Weis took the lead by making large-scale changes in his own approach. He relinquished the play-calling duties, which is sort of like a marathoner relinquishing his lungs. He also aimed to become more accessible to his team, appearing at 6 a.m. workouts, inviting the team to dinner and planning to meet with every player before the semester ends.

The media pounced on this Weis 2.0 storyline like vultures in a butcher store, but the reality of the situation is less dramatic. Fifth-year cornerback Terrail Lambert called it a "subtle change," and he would know. During one practice, Weis prodded Lambert, a three-year starter, by saying improved physicality would make the cornerback "halfway decent."

Still, players contend the mood is different. "When you're playing on the field, you can tell the family-atmosphere cohesiveness a group has," fifth-year defensive end Justin Brown said. "Last year, we didn't really have that. It kind of showed in how we were playing. As we gel together as a group and create that cohesiveness that coach Weis has started from himself, we all see each other as family members and depend on each other and are there for each other. That transfers to the field."

At the epicenter, for better or for worse, is Clausen. He arrived in time for '07 spring practice and Notre Dame immediately became the national leader in quarterback melodrama. Four contenders battled last spring.
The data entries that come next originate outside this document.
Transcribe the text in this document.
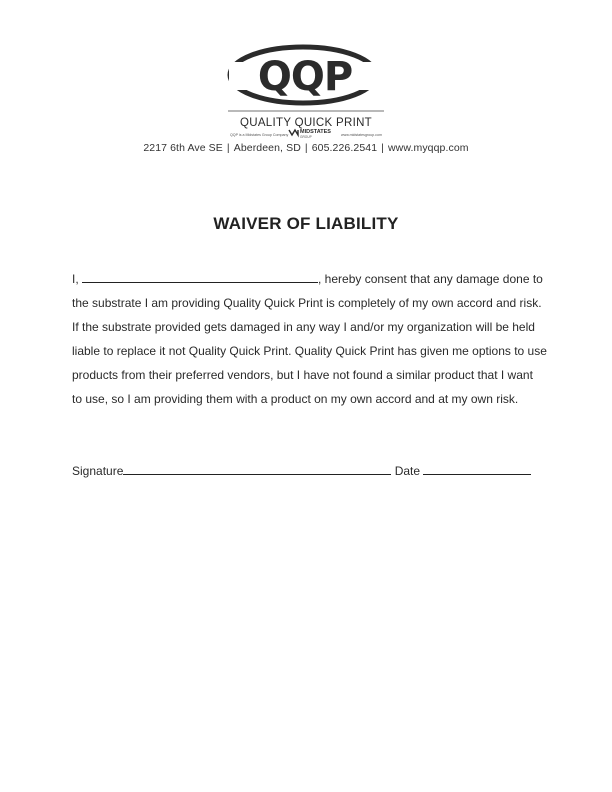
QQP
QUALITY QUICK PRINT
QQP is a Midstates Group Company MIDSTATES
GROUP	www.midstatesgroup.com
2217 6th Ave SE | Aberdeen, SD | 605.226.2541 | www.myqqp.com
WAIVER OF LIABILITY

I,	, hereby consent that any damage done to

the substrate I am providing Quality Quick Print is completely of my own accord and risk.

If the substrate provided gets damaged in any way I and/or my organization will be held

liable to replace it not Quality Quick Print. Quality Quick Print has given me options to use

products from their preferred vendors, but I have not found a similar product that I want

to use, so I am providing them with a product on my own accord and at my own risk.

Signature	Date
Two, Zach Frazer and Demetrius Jones, eventually transferred (Jones started the '07 opener but was yanked by halftime).

Initially, Clausen battled bone spur problems in his throwing elbow, issues that Notre Dame evaded or denied -- until Clausen confirmed he had undergone a surgical procedure. "That whole quarterback situation was a bit chaotic at the time," Weis said in something of a stunning concession. "Nothing was really going as I scripted it. Whether it was Jimmy or any of the rest of the guys."
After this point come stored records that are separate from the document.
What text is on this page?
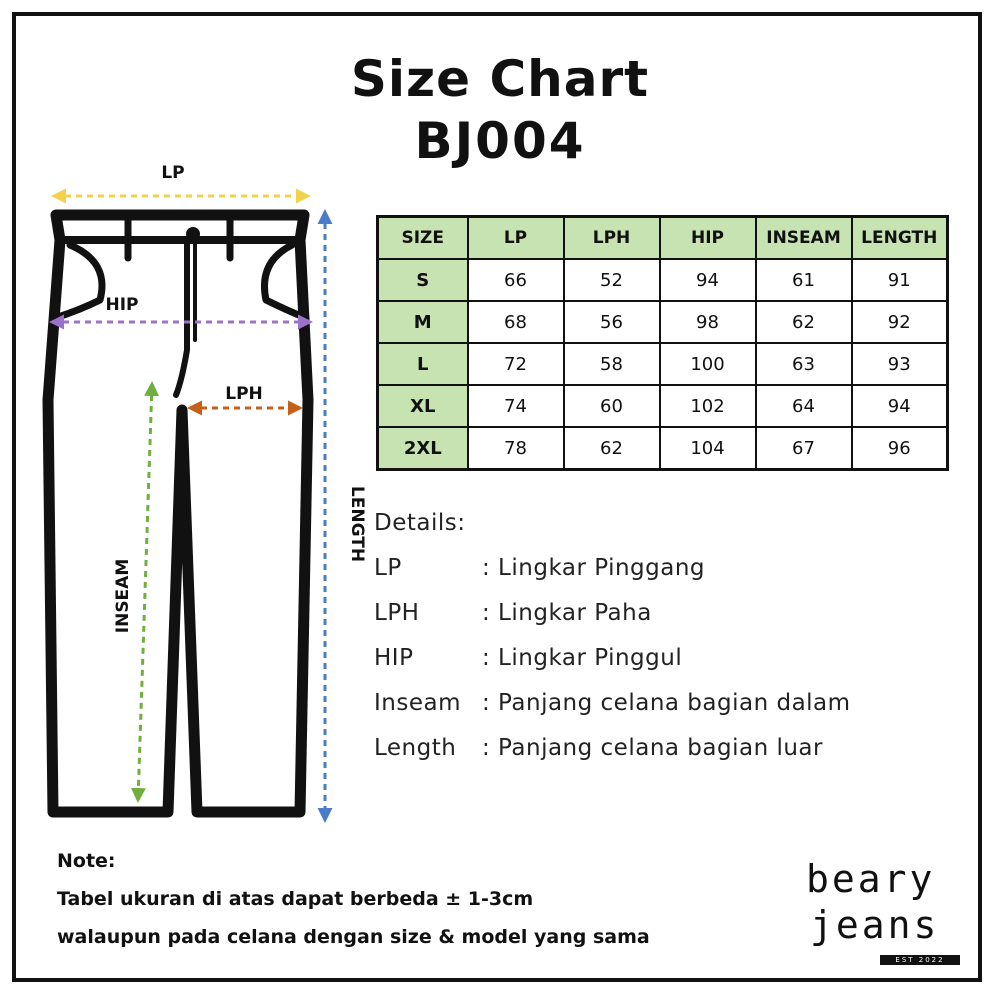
Size Chart
BJ004
LP
HIP
LPH
INSEAM
LENGTH
SIZE	LP	LPH	HIP	INSEAM	LENGTH
S	66	52	94	61	91
M	68	56	98	62	92
L	72	58	100	63	93
XL	74	60	102	64	94
2XL	78	62	104	67	96
Details:
LP	: Lingkar Pinggang
LPH	: Lingkar Paha
HIP	: Lingkar Pinggul
Inseam : Panjang celana bagian dalam
Length	: Panjang celana bagian luar
Note:
Tabel ukuran di atas dapat berbeda ± 1-3cm
walaupun pada celana dengan size & model yang sama
beary
jeans
EST 2022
The plot line is mercifully bare-bones at this point. Clausen is healthy and entrenched as the starter after getting battered and bruised in a freshman season in which he threw for 1,254 yards and seven touchdowns against six interceptions. He has added bulk both to his frame -- Clausen now weighs 212 pounds, up 18 pounds from the end of '07 -- and his repertoire.

With backup Evan Sharpley concentrating on baseball this spring, Clausen was the lone scholarship quarterback in practice at times, accelerating his growth almost by default. Weis said Clausen has made a "quantum leap" mentally, saying he went "from 100-level classes to 300-level classes."
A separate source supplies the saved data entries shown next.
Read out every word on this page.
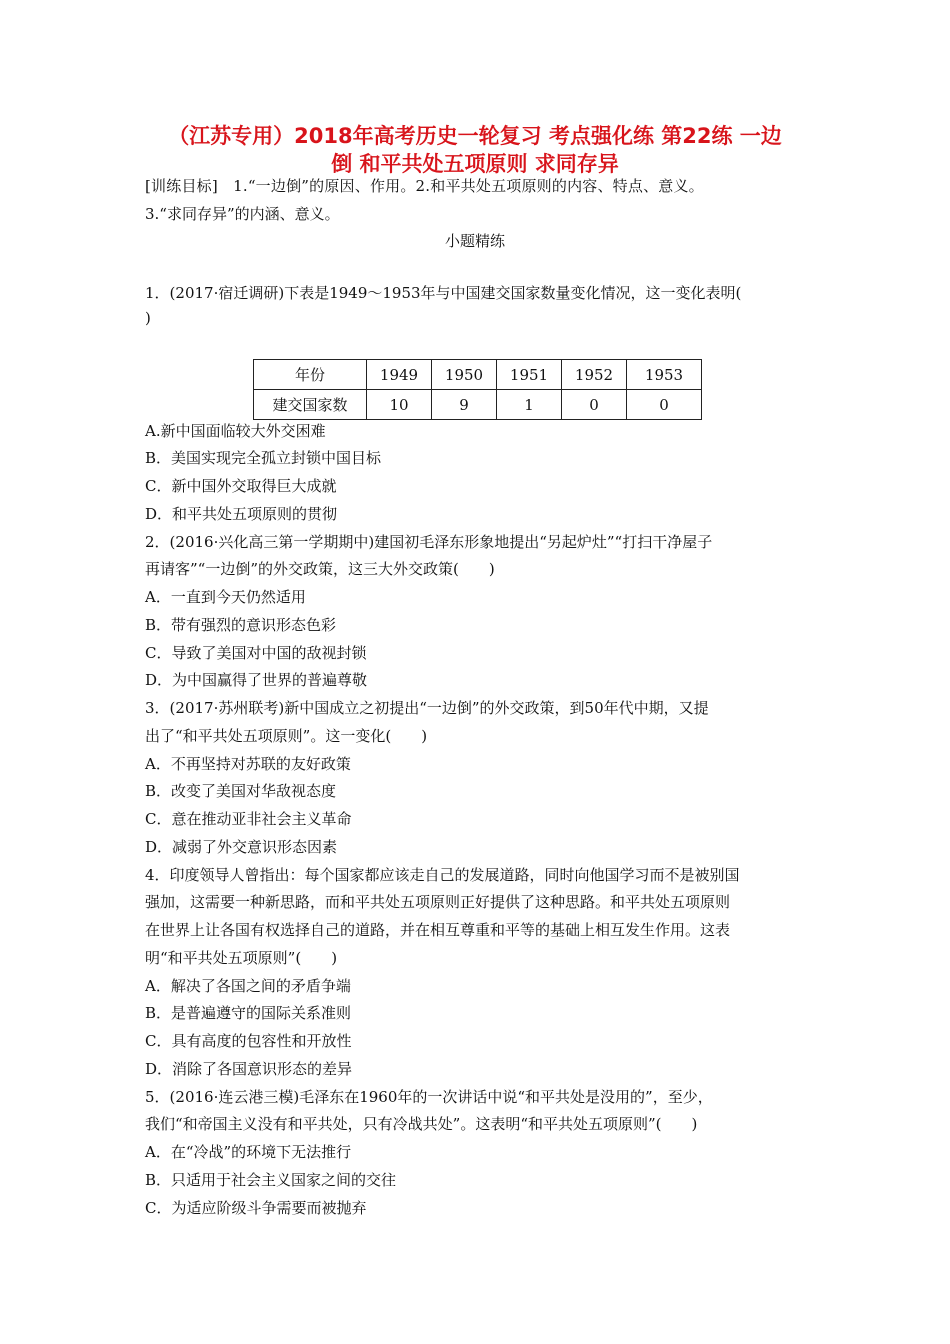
（江苏专用）2018年高考历史一轮复习 考点强化练 第22练 一边
倒 和平共处五项原则 求同存异
[训练目标]　1.“一边倒”的原因、作用。2.和平共处五项原则的内容、特点、意义。
3.“求同存异”的内涵、意义。
小题精练
1．(2017·宿迁调研)下表是1949～1953年与中国建交国家数量变化情况，这一变化表明(
)
年份	1949	1950	1951	1952	1953
建交国家数	10	9	1	0	0
A.新中国面临较大外交困难
B．美国实现完全孤立封锁中国目标
C．新中国外交取得巨大成就
D．和平共处五项原则的贯彻
2．(2016·兴化高三第一学期期中)建国初毛泽东形象地提出“另起炉灶”“打扫干净屋子
再请客”“一边倒”的外交政策，这三大外交政策(　　)
A．一直到今天仍然适用
B．带有强烈的意识形态色彩
C．导致了美国对中国的敌视封锁
D．为中国赢得了世界的普遍尊敬
3．(2017·苏州联考)新中国成立之初提出“一边倒”的外交政策，到50年代中期，又提
出了“和平共处五项原则”。这一变化(　　)
A．不再坚持对苏联的友好政策
B．改变了美国对华敌视态度
C．意在推动亚非社会主义革命
D．减弱了外交意识形态因素
4．印度领导人曾指出：每个国家都应该走自己的发展道路，同时向他国学习而不是被别国
强加，这需要一种新思路，而和平共处五项原则正好提供了这种思路。和平共处五项原则
在世界上让各国有权选择自己的道路，并在相互尊重和平等的基础上相互发生作用。这表
明“和平共处五项原则”(　　)
A．解决了各国之间的矛盾争端
B．是普遍遵守的国际关系准则
C．具有高度的包容性和开放性
D．消除了各国意识形态的差异
5．(2016·连云港三模)毛泽东在1960年的一次讲话中说“和平共处是没用的”，至少，
我们“和帝国主义没有和平共处，只有冷战共处”。这表明“和平共处五项原则”(　　)
A．在“冷战”的环境下无法推行
B．只适用于社会主义国家之间的交往
C．为适应阶级斗争需要而被抛弃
"I'm starting to get the little pieces of the playbook," Clausen said. "Last year I was just trying to get the big picture, trying to remember what the routes were that the receivers were running. Now I'm trying to remember what the lineman are doing, the blocking schemes, stuff like that. I've become, I think, more detailed."

Even after showing obvious zip during the spring game last Saturday, Clausen remains a virtual microcosm of the entire program under Weis. Like Notre Dame itself, just how much of his promise will Clausen meet?

He will only be a sophomore ... but he turns 21 this September. He is experiencing his first full offseason in the system ... but perhaps no young quarterback in history received as much tutoring and preparation at the position before he even stepped on campus. As with the Irish, the exact height of the ceiling remains obscured from view.

That lack of clarity, of course, leaves ample space for doubt and hope to coexist. It was clear last Saturday which side the faithful are taking. As Clausen walked up the tunnel toward the locker room, moments removed from throwing a game-winning touchdown pass, fans on the other side of a stadium gate clamored and called his name.

Tight end Mike Ragone teased Clausen by echoing their shrill entreaties. "Jimmaaayyyy!!" Ragone bleated with a smile. Clausen barely registered a grin as he turned the corner toward the locker room door. He gave Ragone a fist-bump and then continued to peel his wristbands off as he disappeared inside, leaving those on the outside to wonder, nervous and tantalized all at once.